## Tuesday, November 16, 2010

### Do younger brothers steal more bases than older brothers? Part VI

Note: I'm not happy with this post. I've already revised it twice because I found things that were wrong ... as it is now, I think it's right, but it's not very focused and I think some of the emphasis might be on the wrong issues.

So, just a warning that I plan to redo it soon.

-----------

Although this is "Part 6" of the discussion of the sibling study, I'm going to try to make it stand alone, so if you're coming to this thread for the first time, read on.

A few months ago, Frank Sulloway and Richie Zweigenhaft published a study on brothers (siblings) in baseball. They came to the conclusion that a younger brother is about 10 times as likely to attempt more stolen bases in his career (adjusted for opportunities) than his older brother. Ten times is a LOT.

After I read the paper, I believed the result was incorrect. My previous posts on the subject explained why. Following that, I had an e-mail conversation with one of the authors. I don't believe either of us was able to convince the other of the rightness of our respective positions.

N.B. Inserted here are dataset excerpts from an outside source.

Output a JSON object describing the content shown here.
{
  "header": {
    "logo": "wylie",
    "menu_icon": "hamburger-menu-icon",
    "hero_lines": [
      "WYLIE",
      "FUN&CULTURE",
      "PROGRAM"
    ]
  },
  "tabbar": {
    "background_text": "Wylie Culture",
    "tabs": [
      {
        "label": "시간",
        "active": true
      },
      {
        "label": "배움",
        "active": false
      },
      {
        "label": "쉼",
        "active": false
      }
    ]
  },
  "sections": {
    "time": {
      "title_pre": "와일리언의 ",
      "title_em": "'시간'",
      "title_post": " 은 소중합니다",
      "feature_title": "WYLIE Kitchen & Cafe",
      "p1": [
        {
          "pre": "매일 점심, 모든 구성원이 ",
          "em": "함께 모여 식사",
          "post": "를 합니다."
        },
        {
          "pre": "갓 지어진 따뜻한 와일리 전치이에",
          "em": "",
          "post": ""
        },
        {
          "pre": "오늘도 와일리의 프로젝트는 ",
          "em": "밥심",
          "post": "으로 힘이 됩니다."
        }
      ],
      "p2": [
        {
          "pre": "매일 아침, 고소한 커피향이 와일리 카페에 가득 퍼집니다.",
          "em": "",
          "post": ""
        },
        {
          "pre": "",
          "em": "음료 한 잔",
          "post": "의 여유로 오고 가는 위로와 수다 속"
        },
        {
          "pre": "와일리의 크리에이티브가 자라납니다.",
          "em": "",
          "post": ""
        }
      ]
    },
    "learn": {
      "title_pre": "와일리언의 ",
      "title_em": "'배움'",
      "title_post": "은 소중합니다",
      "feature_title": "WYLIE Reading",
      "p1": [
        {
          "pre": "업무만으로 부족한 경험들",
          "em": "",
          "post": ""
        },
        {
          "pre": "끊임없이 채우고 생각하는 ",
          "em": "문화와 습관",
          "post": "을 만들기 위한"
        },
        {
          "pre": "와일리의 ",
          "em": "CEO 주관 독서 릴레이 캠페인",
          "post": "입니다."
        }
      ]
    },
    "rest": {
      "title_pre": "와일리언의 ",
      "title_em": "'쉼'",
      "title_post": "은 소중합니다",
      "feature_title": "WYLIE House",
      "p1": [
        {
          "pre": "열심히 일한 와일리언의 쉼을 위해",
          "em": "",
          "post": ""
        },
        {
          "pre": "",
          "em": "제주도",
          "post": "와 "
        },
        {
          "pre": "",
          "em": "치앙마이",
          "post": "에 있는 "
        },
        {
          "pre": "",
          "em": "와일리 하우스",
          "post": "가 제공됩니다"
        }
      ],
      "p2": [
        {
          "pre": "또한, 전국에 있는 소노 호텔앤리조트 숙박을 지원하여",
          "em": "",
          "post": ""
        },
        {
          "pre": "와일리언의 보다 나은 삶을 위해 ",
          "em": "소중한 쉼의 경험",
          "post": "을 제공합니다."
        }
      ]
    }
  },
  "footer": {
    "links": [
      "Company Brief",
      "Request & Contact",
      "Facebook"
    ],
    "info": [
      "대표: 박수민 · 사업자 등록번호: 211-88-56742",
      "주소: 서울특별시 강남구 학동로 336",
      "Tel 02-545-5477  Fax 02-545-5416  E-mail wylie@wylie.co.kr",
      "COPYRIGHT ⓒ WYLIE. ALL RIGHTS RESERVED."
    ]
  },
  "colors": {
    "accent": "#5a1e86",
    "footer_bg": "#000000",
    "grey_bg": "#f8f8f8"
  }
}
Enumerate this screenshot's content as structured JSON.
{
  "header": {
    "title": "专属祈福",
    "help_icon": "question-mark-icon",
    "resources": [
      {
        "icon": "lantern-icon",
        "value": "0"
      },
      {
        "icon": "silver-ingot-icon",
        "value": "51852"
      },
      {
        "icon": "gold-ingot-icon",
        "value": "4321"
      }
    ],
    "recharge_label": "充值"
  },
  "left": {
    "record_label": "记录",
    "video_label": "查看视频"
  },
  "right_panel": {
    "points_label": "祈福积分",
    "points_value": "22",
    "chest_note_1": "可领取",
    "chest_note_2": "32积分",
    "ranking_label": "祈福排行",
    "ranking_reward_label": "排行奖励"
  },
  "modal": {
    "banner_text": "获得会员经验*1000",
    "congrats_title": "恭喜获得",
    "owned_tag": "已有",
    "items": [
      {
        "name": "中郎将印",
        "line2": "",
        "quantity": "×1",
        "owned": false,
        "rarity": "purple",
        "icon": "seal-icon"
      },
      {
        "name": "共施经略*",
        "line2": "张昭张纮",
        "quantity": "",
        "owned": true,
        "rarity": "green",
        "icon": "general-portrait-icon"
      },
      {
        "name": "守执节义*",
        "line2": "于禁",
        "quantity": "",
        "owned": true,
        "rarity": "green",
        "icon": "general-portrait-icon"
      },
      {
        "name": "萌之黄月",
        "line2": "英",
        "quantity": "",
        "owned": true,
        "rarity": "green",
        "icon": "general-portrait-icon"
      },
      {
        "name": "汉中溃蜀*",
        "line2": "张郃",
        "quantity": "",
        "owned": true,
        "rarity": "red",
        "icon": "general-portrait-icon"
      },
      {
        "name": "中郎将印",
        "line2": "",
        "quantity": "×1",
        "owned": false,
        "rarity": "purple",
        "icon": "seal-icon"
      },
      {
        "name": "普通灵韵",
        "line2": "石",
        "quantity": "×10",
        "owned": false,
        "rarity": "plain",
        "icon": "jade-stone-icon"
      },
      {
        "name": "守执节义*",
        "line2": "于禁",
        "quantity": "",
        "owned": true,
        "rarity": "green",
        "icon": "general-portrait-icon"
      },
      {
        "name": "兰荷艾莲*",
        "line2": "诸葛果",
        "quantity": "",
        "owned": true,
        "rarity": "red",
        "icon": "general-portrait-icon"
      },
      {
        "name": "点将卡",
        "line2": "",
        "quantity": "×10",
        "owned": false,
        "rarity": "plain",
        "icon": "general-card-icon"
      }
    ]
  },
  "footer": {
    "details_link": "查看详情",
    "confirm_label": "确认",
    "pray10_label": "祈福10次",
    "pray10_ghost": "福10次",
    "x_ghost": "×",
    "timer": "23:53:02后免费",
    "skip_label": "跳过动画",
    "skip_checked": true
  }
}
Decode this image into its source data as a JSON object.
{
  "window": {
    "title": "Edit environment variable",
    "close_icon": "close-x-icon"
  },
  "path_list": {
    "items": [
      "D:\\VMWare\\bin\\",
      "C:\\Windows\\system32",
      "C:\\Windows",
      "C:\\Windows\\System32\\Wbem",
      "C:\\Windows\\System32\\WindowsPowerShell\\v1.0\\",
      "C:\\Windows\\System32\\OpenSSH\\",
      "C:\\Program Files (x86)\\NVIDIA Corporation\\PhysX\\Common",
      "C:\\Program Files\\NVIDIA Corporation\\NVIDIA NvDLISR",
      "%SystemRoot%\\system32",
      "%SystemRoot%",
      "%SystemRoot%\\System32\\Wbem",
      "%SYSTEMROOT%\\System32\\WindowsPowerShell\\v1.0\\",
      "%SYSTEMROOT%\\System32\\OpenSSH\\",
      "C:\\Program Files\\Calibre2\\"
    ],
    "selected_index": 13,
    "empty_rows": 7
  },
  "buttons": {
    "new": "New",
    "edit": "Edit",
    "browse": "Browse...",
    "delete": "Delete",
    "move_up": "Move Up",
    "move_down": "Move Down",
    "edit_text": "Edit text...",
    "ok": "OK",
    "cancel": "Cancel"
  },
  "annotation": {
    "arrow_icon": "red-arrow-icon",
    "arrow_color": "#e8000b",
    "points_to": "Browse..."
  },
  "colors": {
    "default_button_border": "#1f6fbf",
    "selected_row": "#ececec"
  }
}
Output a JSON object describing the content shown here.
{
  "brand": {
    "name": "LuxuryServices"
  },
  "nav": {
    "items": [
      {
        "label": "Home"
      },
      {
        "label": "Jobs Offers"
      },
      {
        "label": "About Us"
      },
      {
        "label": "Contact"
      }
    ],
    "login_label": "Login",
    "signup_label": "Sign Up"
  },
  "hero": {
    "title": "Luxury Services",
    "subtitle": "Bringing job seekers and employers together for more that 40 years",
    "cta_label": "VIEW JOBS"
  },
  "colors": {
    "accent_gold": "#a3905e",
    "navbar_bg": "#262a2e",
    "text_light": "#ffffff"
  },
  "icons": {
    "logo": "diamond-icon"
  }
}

Two weeks ago, the authors released a second paper, which attempted to clarify the arguments and address some of my points. I remain unconvinced. And, indeed, I think I've been able to come up with a better, more easily understood argument that explains why.

-----

The authors' study comprised approximately 95 sets of siblings. In those 95 pairs,

58 times the younger brother attempted more steals
37 times the older brother attempted more steals.

I think the authors and I would agree on this (although my numbers might be off by one or two because of the way the authors handled cases where there were more than two brothers, like the Alous).

So the younger brothers had a 58-37 record against their younger siblings, which works out to .610. The SD of winning percentage in 95 games is about .051. So .610 is a little more than 2 standard deviations above .500. That's statistically significant at the 5% level.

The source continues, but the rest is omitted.